As documented by Citrix, NetScaler is not directly available on VirtualBox and my previous attempts to make it work were unsuccessful. That was until a few days ago when I found this post by Esther Barthel. Basically, the trick is to convince NetScaler it is running on ESX by customizing the VirtualBox DMI BIOS settings. Obviously, this way of doing things is not at all supported by Citrix. But that is not an issue in my case as I use VirtualBox only for development and testing.

As I’m currently working hard at setting up system tests for the NetScaler PowerShell Module. So, I wanted to see if I could move one step further and create a Vagrant base box that would then neatly integrate with my Vagrant based Windows Lab. I created a VirtualBox guest from the NetScaler VPX image for ESX and setup a network configuration compatible with what Vagrant sets up by default:

  • NSIP: 10.0.2.15
  • Netmask: 255.255.255.0
  • Default gateway: 10.0.2.2
  • DNS: 10.0.2.3

The Vagrantfile I packaged in the base box is:

Vagrant.configure("2") do |config|
  # use password based authentication for SSH
  config.ssh.username = "nsroot"
  config.ssh.password = "nsroot"

  config.vm.provider "virtualbox" do |vb|
    # Netscaler requires a minimum of 2 cores and 2G of RAM.
    vb.cpus   = "2"
    vb.memory = "2048"

    vb.check_guest_additions = false
    vb.functional_vboxsf = false

    # Forward the NetScaler GUI to 8080
    config.vm.network "forwarded_port", guest: 80, host: 8080

    vb.customize ["setextradata", :id, "VBoxInternal/Devices/pcbios/0/Config/DmiBIOSVendor", "Phoenix Technologies LTD"]
    vb.customize ["setextradata", :id, "VBoxInternal/Devices/pcbios/0/Config/DmiBIOSVersion", "6.00"]
    vb.customize ["setextradata", :id, "VBoxInternal/Devices/pcbios/0/Config/DmiBIOSReleaseDate", "07/31/2013"]
    vb.customize ["setextradata", :id, "VBoxInternal/Devices/pcbios/0/Config/DmiBIOSReleaseMajor", 6]
    vb.customize ["setextradata", :id, "VBoxInternal/Devices/pcbios/0/Config/DmiBIOSReleaseMinor", 0]
    vb.customize ["setextradata", :id, "VBoxInternal/Devices/pcbios/0/Config/DmiBIOSFirmwareMajor", 6]
    vb.customize ["setextradata", :id, "VBoxInternal/Devices/pcbios/0/Config/DmiBIOSFirmwareMinor", 0]
    vb.customize ["setextradata", :id, "VBoxInternal/Devices/pcbios/0/Config/DmiSystemVendor", "VMware, Inc."]
    vb.customize ["setextradata", :id, "VBoxInternal/Devices/pcbios/0/Config/DmiSystemProduct", "VMware Virtual Platform"]
  end
end

The result is a base box of about 350mb that boots:

vagrant init nsvpx-esx
vagrant up

However, after booting the image, Vagrant tries to connect to it through SSH and fails.
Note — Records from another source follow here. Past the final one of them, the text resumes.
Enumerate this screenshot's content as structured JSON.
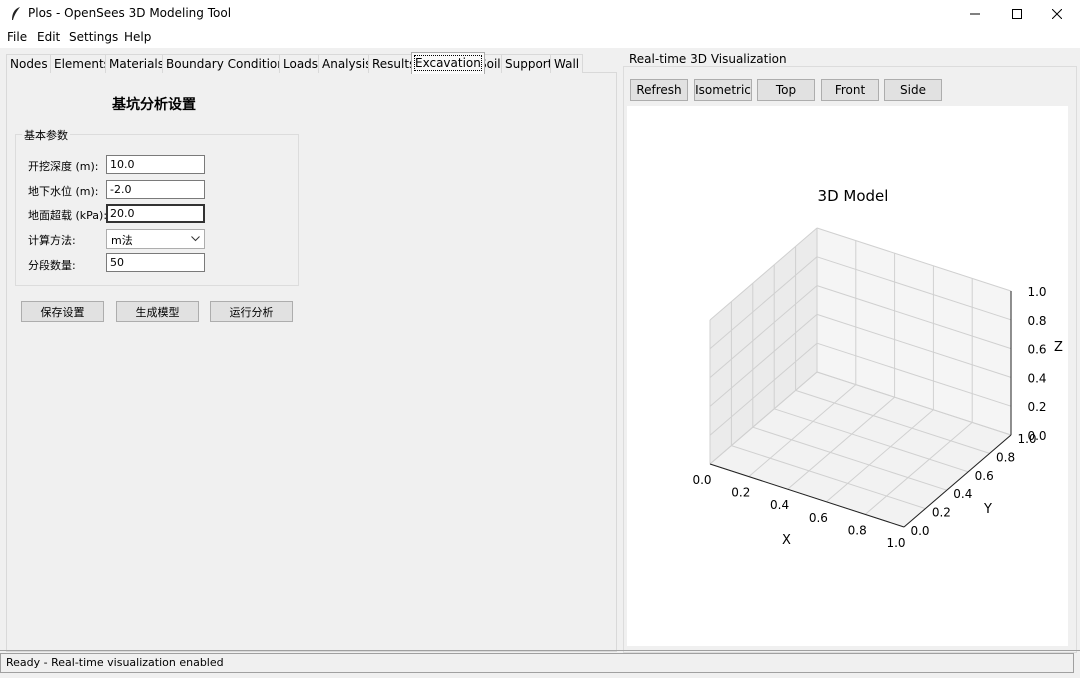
{
  "window": {
    "title": "Plos - OpenSees 3D Modeling Tool",
    "minimize": "–",
    "maximize": "□",
    "close": "✕"
  },
  "menu": [
    "File",
    "Edit",
    "Settings",
    "Help"
  ],
  "tabs": [
    "Nodes",
    "Elements",
    "Materials",
    "Boundary Conditions",
    "Loads",
    "Analysis",
    "Results",
    "Excavation",
    "Soil",
    "Support",
    "Wall"
  ],
  "active_tab": "Excavation",
  "excavation": {
    "heading": "基坑分析设置",
    "group_title": "基本参数",
    "params": [
      {
        "label": "开挖深度 (m):",
        "value": "10.0"
      },
      {
        "label": "地下水位 (m):",
        "value": "-2.0"
      },
      {
        "label": "地面超载 (kPa):",
        "value": "20.0"
      }
    ],
    "method_label": "计算方法:",
    "method_value": "m法",
    "segments_label": "分段数量:",
    "segments_value": "50",
    "buttons": {
      "save": "保存设置",
      "generate": "生成模型",
      "run": "运行分析"
    }
  },
  "visualization": {
    "frame_title": "Real-time 3D Visualization",
    "buttons": [
      "Refresh",
      "Isometric",
      "Top",
      "Front",
      "Side"
    ]
  },
  "chart_data": {
    "type": "scatter",
    "title": "3D Model",
    "xlabel": "X",
    "ylabel": "Y",
    "zlabel": "Z",
    "xlim": [
      0.0,
      1.0
    ],
    "ylim": [
      0.0,
      1.0
    ],
    "zlim": [
      0.0,
      1.0
    ],
    "x_ticks": [
      "0.0",
      "0.2",
      "0.4",
      "0.6",
      "0.8",
      "1.0"
    ],
    "y_ticks": [
      "0.0",
      "0.2",
      "0.4",
      "0.6",
      "0.8",
      "1.0"
    ],
    "z_ticks": [
      "0.0",
      "0.2",
      "0.4",
      "0.6",
      "0.8",
      "1.0"
    ],
    "points": [],
    "grid": true
  },
  "status": "Ready - Real-time visualization enabled"
}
My hypothesis is that vagrant’s guest detection fails when it logs in and encounters the NetScaler CLI. I guess that implementing a new netscaler guest type for Vagrant could solve the issue. Unfortunately, I do not currently have enough time to try that out. I thought, though, that I would put what I found so far out there if someone else wants to give it a try.

In the mean time, I settled for a PowerShell script that automatically provisions a NetScaler virtual machine from an ESX VPX package.

The script can be used like this (please, have a look at the inline help for more parameters):

./New-NSVirtualBoxInstance.ps1 -Package ~/NSVPX-ESX-11.1-49.16_nc.zip  -VMName NSVPX-11-1 -Force -Verbose

It will open the package and create a new NSVPX-11-1 VirtualBox virtual machine. By default the virtual machine’s MAC address will be 00:15:5D:7E:31:00 on a NAT type VirtualBox virtual switch. host ports 2022, 2080, and 2443 will be forwarded respectively to ports 22, 80 and 443 on the NetScaler virtual machine.

The resulting script can be found here : New-NSVirtualBoxInstance.ps1. Everything works neatly in my Vagrant based Windows Lab.

A next step, moving forward, could be to enable automatic NSIP provisioning. To be continued…

Update 2017-03-07: Netscaler boots thinking that it runs on top of an ESX. Which means that, before NTP is configured, it will try to rely on the clock provided by the VMWare Guest tools… which do not work. Make sure that NTP is setup before you install the license file and reboot or the license will probably not work.